Climate index explains dryness
CSIRO and Chinese scientists have developed a new climatic index which provides an answer to a riddle that has puzzled researchers for decades: 'Why has south-west Western Australia experienced dramatic declines in rainfall since the 1970s?'
The Southwest Australian Circulation Index (SWACI) shows how much of the ‘'blame' can be attributed to the weakening of a major atmospheric circulation over the Indian Ocean.
In a paper published in the Journal of Climate, CSIRO statistician Dr Yun Li and climate physicists Professor Jianping Li and Juan Feng from the Chinese Academy of Sciences, say the SWACI also provides researchers with a new tool for predicting annual patterns of wet season rainfall.
"Using this new index we have found that the Southwest Australian Circulation is becoming weaker early in the winter wet season (May to July) causing the drier conditions observed in south-west WA," Dr Li said.
Since the mid-1970s south-west Western Australia has seen a 15-20 per cent decrease in average winter rainfall, from 323 mm in 1925-1976 to 276 mm from 1976-2003.
Dr Li says the SWACI is similar to the more commonly known Southern Oscillation Index (SOI) used to indicate the strength of the El Nino/Southern Oscillation (ENSO) in the Pacific Ocean, which influences rainfall patterns in eastern Australia. It is a number determined from the intensity and direction of seasonal winds over south Western Australia that helps researchers get an at-a-glance picture of the local climate.
South-west WA – a vast area which includes Perth, the Margaret River wine region and the West Australian wheat belt – receives most of its annual rainfall during winter from passing cold fronts and storms. However, since the mid-1970s, the number of storms in the region have decreased leading to less rainfall with the drier conditions being exacerbated due to more high pressure systems entering the area.
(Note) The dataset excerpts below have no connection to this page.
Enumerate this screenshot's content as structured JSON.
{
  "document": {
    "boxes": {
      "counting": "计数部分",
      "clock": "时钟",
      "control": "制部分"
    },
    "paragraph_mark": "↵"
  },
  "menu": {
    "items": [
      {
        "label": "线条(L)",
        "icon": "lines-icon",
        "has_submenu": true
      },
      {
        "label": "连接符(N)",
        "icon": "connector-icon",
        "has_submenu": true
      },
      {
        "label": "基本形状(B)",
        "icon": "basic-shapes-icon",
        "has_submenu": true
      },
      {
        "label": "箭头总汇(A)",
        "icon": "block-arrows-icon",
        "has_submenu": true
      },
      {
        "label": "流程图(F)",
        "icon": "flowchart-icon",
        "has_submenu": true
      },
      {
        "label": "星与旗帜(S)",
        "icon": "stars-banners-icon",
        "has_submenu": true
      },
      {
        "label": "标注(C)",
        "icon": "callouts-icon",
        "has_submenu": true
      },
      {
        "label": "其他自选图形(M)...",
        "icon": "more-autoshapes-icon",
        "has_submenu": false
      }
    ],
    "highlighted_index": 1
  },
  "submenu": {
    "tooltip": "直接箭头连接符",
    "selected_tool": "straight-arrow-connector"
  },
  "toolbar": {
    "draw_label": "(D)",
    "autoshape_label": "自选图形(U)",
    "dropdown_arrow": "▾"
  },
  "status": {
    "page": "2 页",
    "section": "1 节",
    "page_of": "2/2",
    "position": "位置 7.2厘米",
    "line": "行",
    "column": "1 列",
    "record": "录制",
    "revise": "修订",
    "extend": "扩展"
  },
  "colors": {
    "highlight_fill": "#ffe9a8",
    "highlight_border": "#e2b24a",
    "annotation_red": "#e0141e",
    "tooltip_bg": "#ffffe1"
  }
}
"The atmospheric circulation over south-west WA is a monsoon-like system," Dr Li said. "It has wet and dry seasons like northern Australian monsoons but they happen at different times. The wet season rains fall in winter rather than in summer.
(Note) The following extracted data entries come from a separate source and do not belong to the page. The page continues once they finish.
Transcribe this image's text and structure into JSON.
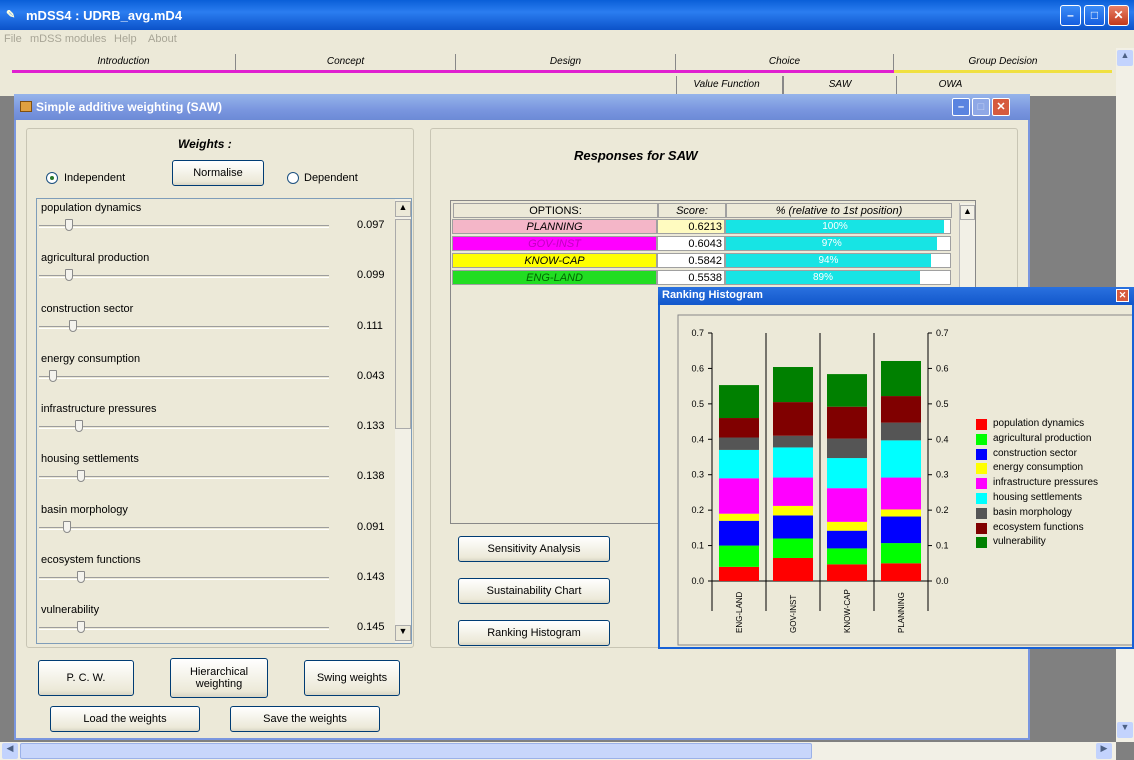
{
  "window": {
    "title": "mDSS4 : UDRB_avg.mD4"
  },
  "menu": [
    "File",
    "mDSS modules",
    "Help",
    "About"
  ],
  "tabs": [
    "Introduction",
    "Concept",
    "Design",
    "Choice",
    "Group Decision"
  ],
  "subtabs": [
    "Value Function",
    "SAW",
    "OWA"
  ],
  "child": {
    "title": "Simple additive weighting (SAW)"
  },
  "weights": {
    "heading": "Weights :",
    "independent": "Independent",
    "dependent": "Dependent",
    "normalise": "Normalise",
    "items": [
      {
        "label": "population dynamics",
        "value": "0.097"
      },
      {
        "label": "agricultural production",
        "value": "0.099"
      },
      {
        "label": "construction sector",
        "value": "0.111"
      },
      {
        "label": "energy consumption",
        "value": "0.043"
      },
      {
        "label": "infrastructure pressures",
        "value": "0.133"
      },
      {
        "label": "housing settlements",
        "value": "0.138"
      },
      {
        "label": "basin morphology",
        "value": "0.091"
      },
      {
        "label": "ecosystem functions",
        "value": "0.143"
      },
      {
        "label": "vulnerability",
        "value": "0.145"
      }
    ]
  },
  "buttons": {
    "pcw": "P. C. W.",
    "hier": "Hierarchical weighting",
    "swing": "Swing weights",
    "load": "Load the weights",
    "save": "Save the weights",
    "sens": "Sensitivity Analysis",
    "sust": "Sustainability Chart",
    "rank": "Ranking Histogram"
  },
  "responses": {
    "heading": "Responses for SAW",
    "col_options": "OPTIONS:",
    "col_score": "Score:",
    "col_pct": "% (relative to 1st position)",
    "rows": [
      {
        "option": "PLANNING",
        "score": "0.6213",
        "pct": "100%",
        "pct_value": 100,
        "color": "#f4b6c8"
      },
      {
        "option": "GOV-INST",
        "score": "0.6043",
        "pct": "97%",
        "pct_value": 97,
        "color": "#ff00ff"
      },
      {
        "option": "KNOW-CAP",
        "score": "0.5842",
        "pct": "94%",
        "pct_value": 94,
        "color": "#ffff00"
      },
      {
        "option": "ENG-LAND",
        "score": "0.5538",
        "pct": "89%",
        "pct_value": 89,
        "color": "#22dd22"
      }
    ]
  },
  "histogram": {
    "title": "Ranking Histogram"
  },
  "chart_data": {
    "type": "bar",
    "stacked": true,
    "categories": [
      "ENG-LAND",
      "GOV-INST",
      "KNOW-CAP",
      "PLANNING"
    ],
    "ylim": [
      0,
      0.7
    ],
    "yticks": [
      "0.0",
      "0.1",
      "0.2",
      "0.3",
      "0.4",
      "0.5",
      "0.6",
      "0.7"
    ],
    "series": [
      {
        "name": "population dynamics",
        "color": "#ff0000",
        "values": [
          0.04,
          0.065,
          0.047,
          0.05
        ]
      },
      {
        "name": "agricultural production",
        "color": "#00ff00",
        "values": [
          0.06,
          0.055,
          0.045,
          0.057
        ]
      },
      {
        "name": "construction sector",
        "color": "#0000ff",
        "values": [
          0.07,
          0.065,
          0.05,
          0.075
        ]
      },
      {
        "name": "energy consumption",
        "color": "#ffff00",
        "values": [
          0.02,
          0.027,
          0.025,
          0.02
        ]
      },
      {
        "name": "infrastructure pressures",
        "color": "#ff00ff",
        "values": [
          0.1,
          0.08,
          0.095,
          0.09
        ]
      },
      {
        "name": "housing settlements",
        "color": "#00ffff",
        "values": [
          0.08,
          0.085,
          0.085,
          0.105
        ]
      },
      {
        "name": "basin morphology",
        "color": "#555555",
        "values": [
          0.035,
          0.033,
          0.055,
          0.05
        ]
      },
      {
        "name": "ecosystem functions",
        "color": "#800000",
        "values": [
          0.055,
          0.095,
          0.09,
          0.075
        ]
      },
      {
        "name": "vulnerability",
        "color": "#008000",
        "values": [
          0.093,
          0.099,
          0.092,
          0.099
        ]
      }
    ],
    "legend": "right"
  }
}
"We've found a strong correlation between the Southwest Australian Circulation and the winter wet season. In years when the circulation is weaker, the SWACI has a value of less than -1, and there are more high pressure systems over the southern Indian Ocean, delivering weaker westerly and northerly winds and dry conditions. When the index is stronger (above 1), low pressure systems are more common in winter and rain falls more often."
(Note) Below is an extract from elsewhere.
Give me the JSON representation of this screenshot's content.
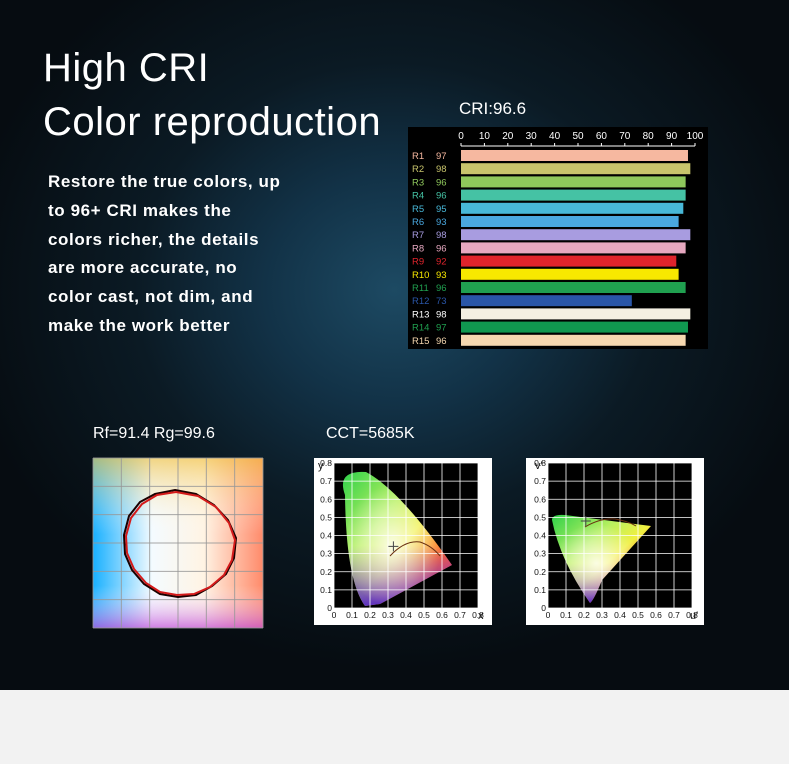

He said further investigation using global climate models would be required to confirm whether warming oceans or natural fluctuations are responsible for the weakening circulation.
"The SWACI will help identify rainfall patterns throughout the year as well as long-term drying trends for south-west WA. It will also help increase the accuracy of global circulation models in predicting future climate scenarios," Dr Li said.
According to Dr Ian Foster from the Department of Agriculture and Food WA, the department will adopt the new index to help forecast seasonal rainfall and to assist farmers with agricultural management decisions such as, which crops to plant and when.
"We will be using the SWACI to see if it can improve our skills in forecasting seasonal rainfall and crop growth potential in south-west WA," Dr Foster said.